Rooster se volvió hacia nosotros y nos hizo una seña. LaBoeuf desmontó y se acercó a él. Iba a acompañarlo, pero LaBoeuf me dijo que me quedara junto a los arbustos, a cubierto, y sujetara los caballos.

Rooster se quitó su chaquetón de cuero, lo dio a LaBoeuf y le dijo que se subiera al banco de arcilla para tapar el agujero de la chimenea. Luego Rooster se apartó unos tres metros hacia un lado y se colocó rodilla en tierra y la carabina lista. El chaquetón sirvió perfectamente de tapadera y pronto pudieron verse nubes de humo saliendo por los resquicios de la puerta. Dentro sonaron voces y luego un ruido como de agua echada sobre fuego y brasas.

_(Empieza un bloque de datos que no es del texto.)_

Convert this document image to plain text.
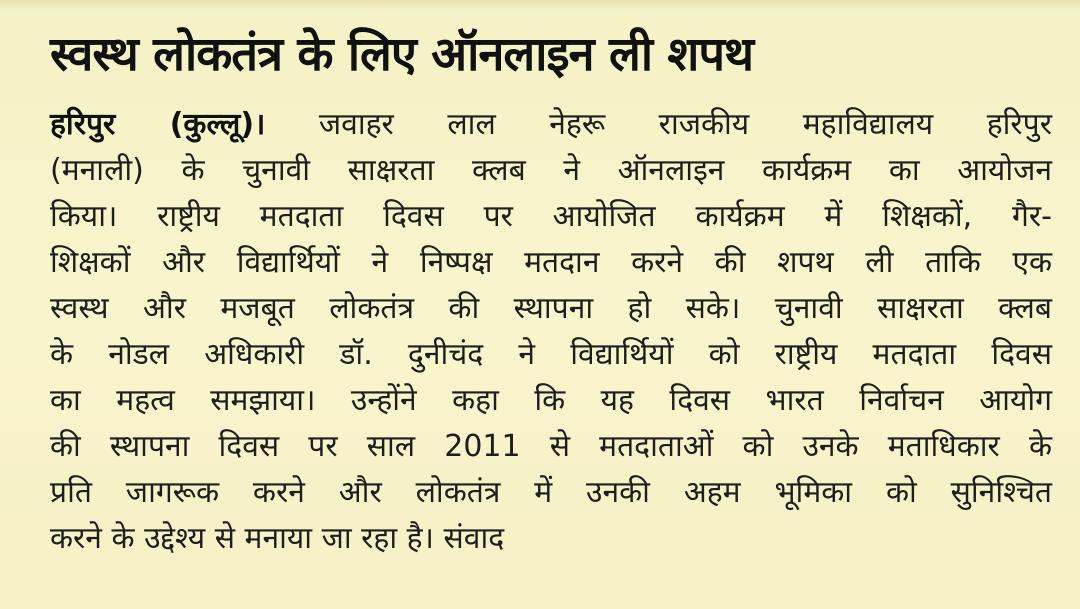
स्वस्थ लोकतंत्र के लिए ऑनलाइन ली शपथ
हरिपुर (कुल्लू)। जवाहर लाल नेहरू राजकीय महाविद्यालय हरिपुर
(मनाली) के चुनावी साक्षरता क्लब ने ऑनलाइन कार्यक्रम का आयोजन
किया। राष्ट्रीय मतदाता दिवस पर आयोजित कार्यक्रम में शिक्षकों, गैर-
शिक्षकों और विद्यार्थियों ने निष्पक्ष मतदान करने की शपथ ली ताकि एक
स्वस्थ और मजबूत लोकतंत्र की स्थापना हो सके। चुनावी साक्षरता क्लब
के नोडल अधिकारी डॉ. दुनीचंद ने विद्यार्थियों को राष्ट्रीय मतदाता दिवस
का महत्व समझाया। उन्होंने कहा कि यह दिवस भारत निर्वाचन आयोग
की स्थापना दिवस पर साल 2011 से मतदाताओं को उनके मताधिकार के
प्रति जागरूक करने और लोकतंत्र में उनकी अहम भूमिका को सुनिश्चित
करने के उद्देश्य से मनाया जा रहा है। संवाद
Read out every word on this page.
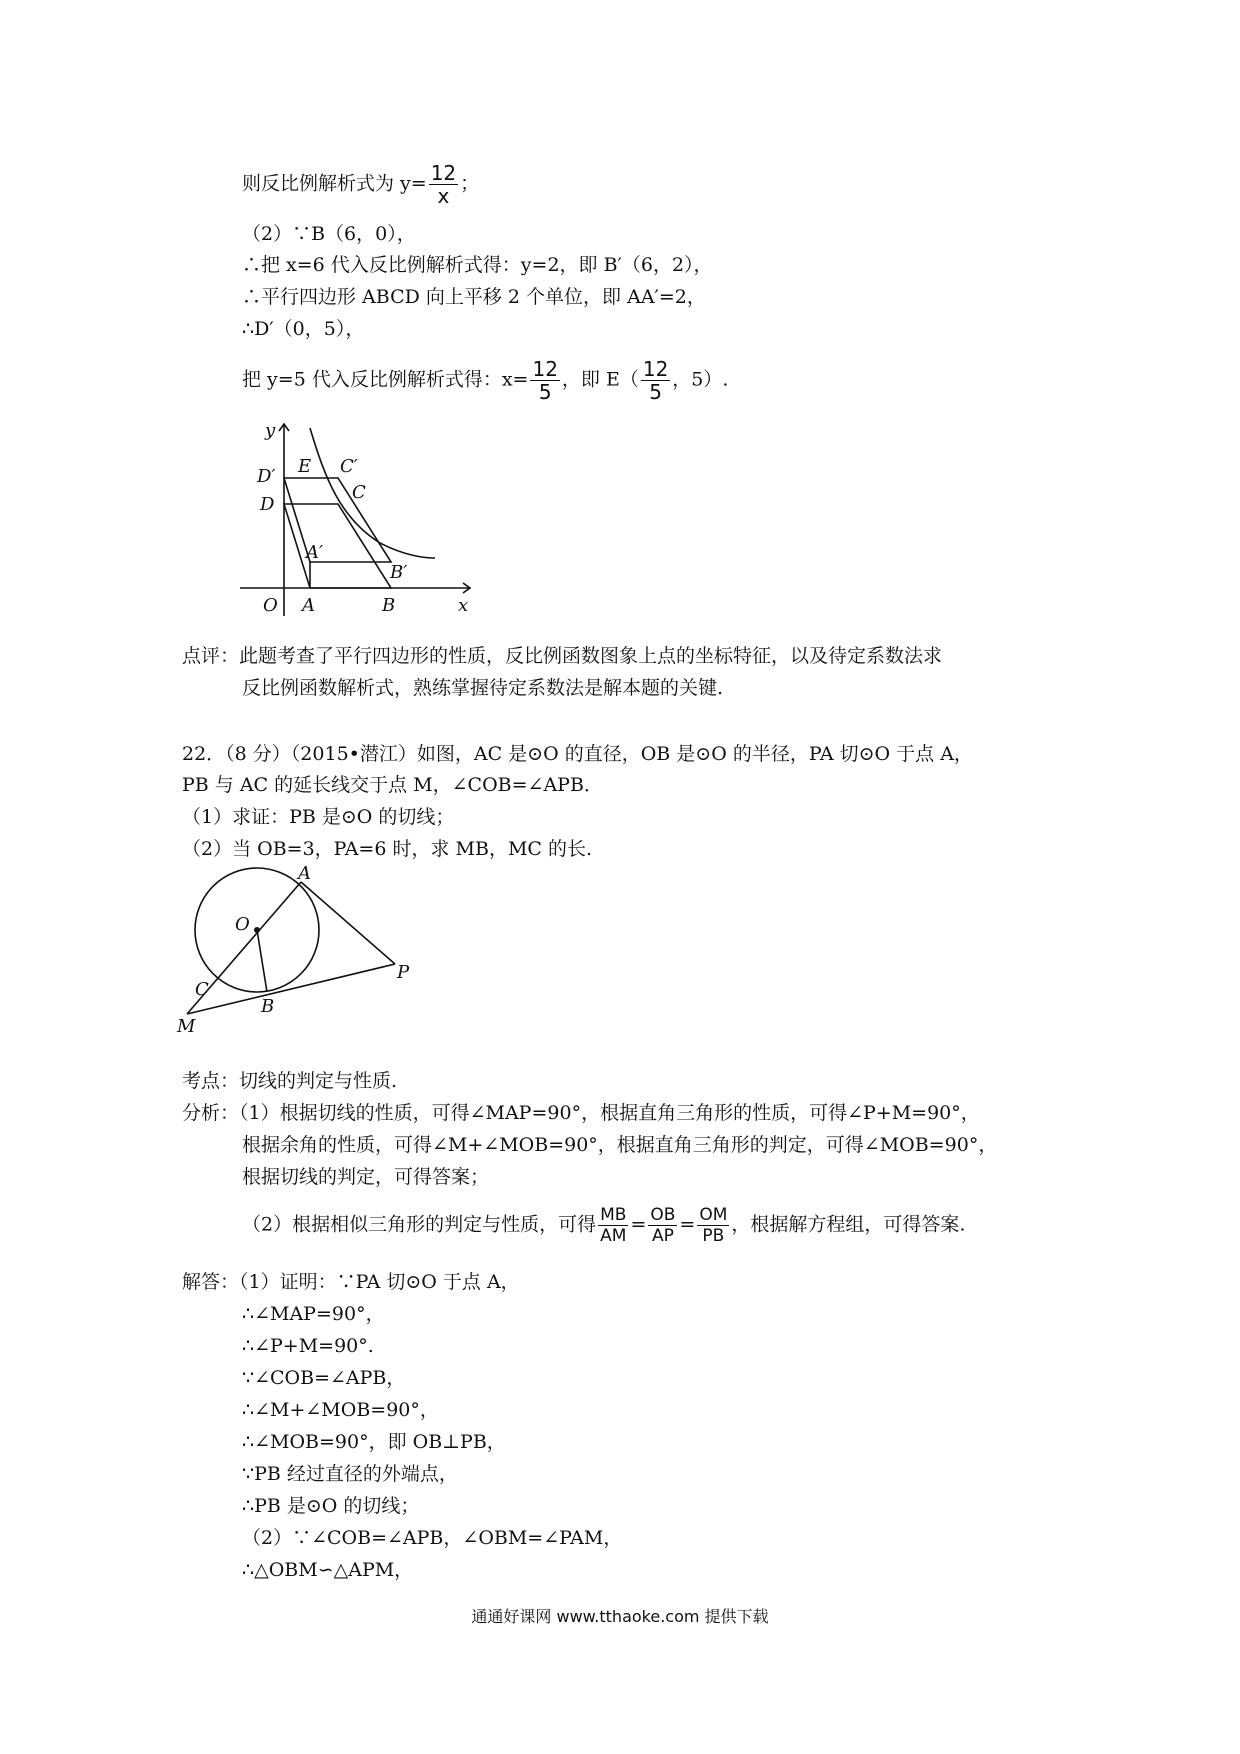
则反比例解析式为 $y= \frac{12}{x}$ ；
（2）∵B（6，0），
∴把 x=6 代入反比例解析式得：y=2，即 B′（6，2），
∴平行四边形 ABCD 向上平移 2 个单位，即 AA′=2，
∴D′（0，5），
把 y=5 代入反比例解析式得：$x= \frac{12}{5}$ ，即 $E( \frac{12}{5}$ ，5）.
y
x
O A	B
D
D′ E C′
C
A′
B′
点评：此题考查了平行四边形的性质，反比例函数图象上点的坐标特征，以及待定系数法求
反比例函数解析式，熟练掌握待定系数法是解本题的关键.
22．（8 分）（2015•潜江）如图，AC 是⊙O 的直径，OB 是⊙O 的半径，PA 切⊙O 于点 A，
PB 与 AC 的延长线交于点 M，∠COB=∠APB．
（1）求证：PB 是⊙O 的切线；
（2）当 OB=3，PA=6 时，求 MB，MC 的长.
A
O
P
C
B
M
考点：切线的判定与性质.
分析：（1）根据切线的性质，可得∠MAP=90°，根据直角三角形的性质，可得∠P+M=90°，
根据余角的性质，可得∠M+∠MOB=90°，根据直角三角形的判定，可得∠MOB=90°，
根据切线的判定，可得答案；
（2）根据相似三角形的判定与性质，可得 $\frac{MB}{AM} = \frac{OB}{AP} = \frac{OM}{PB}$ ，根据解方程组，可得答案.
解答：（1）证明：∵PA 切⊙O 于点 A，
∴∠MAP=90°，
∴∠P+M=90°.
∵∠COB=∠APB，
∴∠M+∠MOB=90°，
∴∠MOB=90°，即 OB⊥PB，
∵PB 经过直径的外端点，
∴PB 是⊙O 的切线；
（2）∵∠COB=∠APB，∠OBM=∠PAM，
∴△OBM∽△APM，
通通好课网 www.tthaoke.com 提供下载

La puerta se abrió de golpe y por ella salieron dos descargas de escopeta de postas. Aquello me dio un susto de muerte. Oí cómo los perdigones atravesaban el ramaje. Rooster contestó a la andanada con varios disparos de su arma. En la casa se oyó un grito y la puerta volvió a cerrarse.

—¡Soy un comisario federal! —anunció Rooster—. ¿Quién hay ahí dentro? ¡Contesten rápido!

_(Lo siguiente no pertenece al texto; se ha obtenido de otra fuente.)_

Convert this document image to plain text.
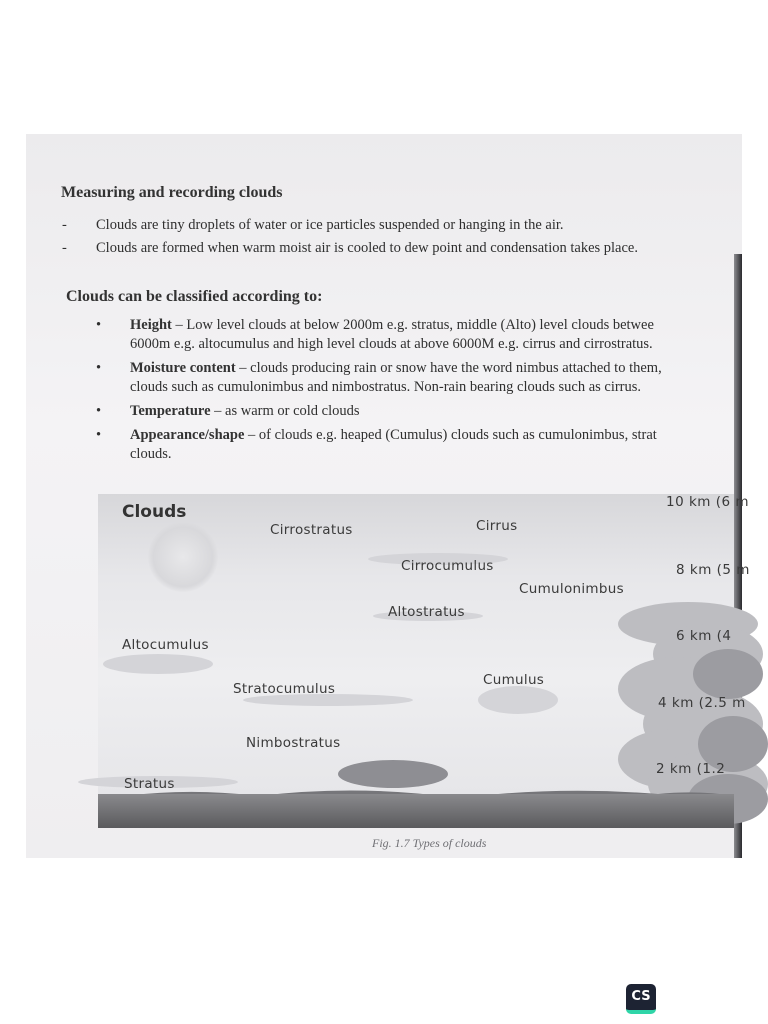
Measuring and recording clouds
- Clouds are tiny droplets of water or ice particles suspended or hanging in the air.
- Clouds are formed when warm moist air is cooled to dew point and condensation takes place.
Clouds can be classified according to:
• Height – Low level clouds at below 2000m e.g. stratus, middle (Alto) level clouds betwee
6000m e.g. altocumulus and high level clouds at above 6000M e.g. cirrus and cirrostratus.
• Moisture content – clouds producing rain or snow have the word nimbus attached to them,
clouds such as cumulonimbus and nimbostratus. Non-rain bearing clouds such as cirrus.
• Temperature – as warm or cold clouds
• Appearance/shape – of clouds e.g. heaped (Cumulus) clouds such as cumulonimbus, strat
clouds.
Clouds
Cirrostratus	Cirrus
Cirrocumulus
Cumulonimbus
Altostratus
Altocumulus
Cumulus
Stratocumulus
Nimbostratus
Stratus
10 km (6 m
8 km (5 m
6 km (4
4 km (2.5 m
2 km (1.2
Fig. 1.7 Types of clouds
CS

—¡Hay un metodista y un hijo de puta! —fue la insolente respuesta—. ¡Sigan su camino!

—¿Eres Emmett Quincy? —preguntó Rooster.

—¡No conocemos a ningún Emmett Quincy!

—¡Quincy, sé que eres tú! ¡Escucha! ¡Soy Rooster Cogburn! ¡Conmigo están Columbus Potter y otros cinco comisarios! ¡Tenemos un bidón de petróleo! ¡Dentro de un minuto prenderemos fuego a la casa! ¡Echad las armas fuera y salid con las manos a la cabeza y no os ocurrirá nada! ¡Una vez el petróleo caiga por la chimenea, mataremos a todos los que asomen por esa puerta! —¡Solo sois tres!

—¡No serás capaz de apostar tu vida acerca de eso! ¿Cuántos están contigo?

—¡Moon no puede andar! ¡Está herido!

—¡Sácalo a rastras! ¡Enciende esa lámpara!

—¿Qué clase de orden legal tienes contra mí?

—¡No tengo ninguna orden contra ti! ¡Será mejor que te muevas, muchacho! ¿Cuántos estáis en la casa?

—¡Solo yo y Moon! ¡Diles a los otros comisarios que tengan cuidado con sus armas! ¡Vamos a salir!

Una luz volvió a brillar en el interior de la casa. La puerta se abrió de nuevo y una escopeta y dos revólveres fueron arrojados al exterior. Salieron los dos hombres. Uno de ellos andaba trabajosamente, agarrándose al otro. Rooster y LaBoeuf les hicieron tumbarse boca abajo sobre la nieve y los cachearon. El llamado Quincy llevaba un cuchillo Bowie en una bota y un pequeño Derringer de dos cañones en la otra. Dijo que se había olvidado de aquellas armas, pero eso no evitó que Rooster le sacudiese un puntapié.